Шушуня на собеседника не смотрел, играл ва-банк — бил, что называется, в десятку. И не промахнулся.
— Знаю! — срезал Зяблик. Но не сердито. И Шушуня тёплую нотку в словах начальника уловил. Зяблик хоть и возражал, хоть и отшибал Котина напрочь, но зла к нему не питал. Слышало сердце Шушуни: игра тут задумана. Осторожненько ходы выбирай, не плюхнись в лужу.
Немалый опыт имел Шушуня в «дворцовых делах». В провинции важный пост занимал, а затем в столице, в министерстве не последним человеком был. Пост замминистра плыл в руки, да сплоховал, не в те колокола ударил — раз, другой, и — вылетел! А летят у нас обыкновенно на самое дно. Благо, если сил достанет зацепиться, устоять, а не то — пиши пропало. Был человек — и нет его. Из министерства как в колодец — в институт свалился, а и тут не тихо, и тут подводные камни кругом. Держись, Шушуня, в другой раз не оплошай. Дальше лететь некуда, а тебе ещё десять лет до пенсии.
Сердце подсказывает: Зяблик в силу входит, ему потрафляй, его сторону держи. И противны Шушуне собственные мысли, — совесть ему от природы положить не забыли. Фронтовик бывалый, и крепкую мужскую дружбу ценит, и людей, умеющих постоять за себя, уважает, — а вот, поди ж ты, как жизнь устроена: крутись, а то сгинешь. Такой строй жизни нашей, так уж всё спаялось, спеклось, перевито-перетянуто. Не хочешь валиться дальше, в небытие, — виляй хвостом, как трусливый зайчишка.
— Хочу вас предложить! — кинул Зяблик дорогой подарок.
Пожал плечами Шушуня, очи отвернул в сторону. Не по-мужски вёл себя, да счастье горой валилось, дыхание спёрло. Снова пожал плечами: смотрите, мол, вам виднее.
— Ладно. А теперь ступайте.
Шушуня подхватился, на ходу выпрямился, сдержал шаг — вышел с достоинством. Зяблик повторил вычитанное в исторических повестях старинное слово: «ступайте». Оно ему нравилось. Цари так говорили. И рукой при этом жест делали. Зяблик, оставшись один, попробовал этот жест — будто получается, улыбнулся своей прихоти. Ничто не наполняло его сердце такой глубокой всепроникающей радостью, как сознание власти над людьми. Ощущение силы и способности делать для людей добро или зло пьянило воображение, отдавалось во всём теле сладким гулом.

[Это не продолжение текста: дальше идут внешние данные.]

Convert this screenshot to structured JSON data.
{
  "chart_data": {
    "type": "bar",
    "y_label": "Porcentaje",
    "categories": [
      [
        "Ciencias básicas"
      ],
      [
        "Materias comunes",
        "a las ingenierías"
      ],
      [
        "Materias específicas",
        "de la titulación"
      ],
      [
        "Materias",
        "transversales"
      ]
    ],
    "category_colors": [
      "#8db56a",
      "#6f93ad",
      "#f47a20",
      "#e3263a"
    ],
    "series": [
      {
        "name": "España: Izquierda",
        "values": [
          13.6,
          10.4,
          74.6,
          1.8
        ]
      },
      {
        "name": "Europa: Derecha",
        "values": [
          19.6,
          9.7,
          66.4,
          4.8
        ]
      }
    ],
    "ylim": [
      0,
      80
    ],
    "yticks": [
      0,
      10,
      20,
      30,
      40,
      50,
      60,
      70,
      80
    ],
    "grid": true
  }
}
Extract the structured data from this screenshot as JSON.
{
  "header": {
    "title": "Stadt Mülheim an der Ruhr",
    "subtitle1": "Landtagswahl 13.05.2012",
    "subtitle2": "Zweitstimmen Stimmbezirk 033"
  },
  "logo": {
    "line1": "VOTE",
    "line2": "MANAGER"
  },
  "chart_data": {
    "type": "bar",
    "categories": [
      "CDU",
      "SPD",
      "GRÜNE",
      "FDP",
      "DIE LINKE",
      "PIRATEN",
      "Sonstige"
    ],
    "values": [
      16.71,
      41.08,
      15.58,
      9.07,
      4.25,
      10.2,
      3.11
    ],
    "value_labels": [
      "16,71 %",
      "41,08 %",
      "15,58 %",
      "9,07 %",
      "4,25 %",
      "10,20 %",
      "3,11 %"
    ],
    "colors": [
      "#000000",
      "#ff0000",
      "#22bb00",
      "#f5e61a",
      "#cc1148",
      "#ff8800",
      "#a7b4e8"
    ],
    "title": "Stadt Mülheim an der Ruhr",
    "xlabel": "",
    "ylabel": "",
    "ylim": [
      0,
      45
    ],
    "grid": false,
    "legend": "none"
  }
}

Пронизывал этот гул с ног до головы.
Жизнь казалась сплошным праздником, и при одной только мысли, что судьба могла сложиться иначе, что мог бы он прозябать где-то рядовым человеком, при одной только этой мысли колючий холодок бежал по жилам, пронимал до пяток. Нет, что там ни говори, а жизнь замечательная штука, особенно если ты вполне руководишь собственной судьбой, можешь подвигать себя то вправо, то влево, а то вверх — в зависимости от обстоятельств. К жизни тогда интерес пробуждается, и каждое утро счастливой улыбкой встречаешь.
Медведем ввалился в кабинет Спартак Пап — толстый, коротконогий, с мясистым лицом и тремя подбородками. Четыре года назад Зяблик переманил толстяка от директора другого столичного института Вадима Бродова, бывшего некогда большим другом Зяблика, — у Бродова Пап состоял в той же роли, то есть числился младшим научным сотрудником, а выполнял сугубо личные, порой интимные поручения.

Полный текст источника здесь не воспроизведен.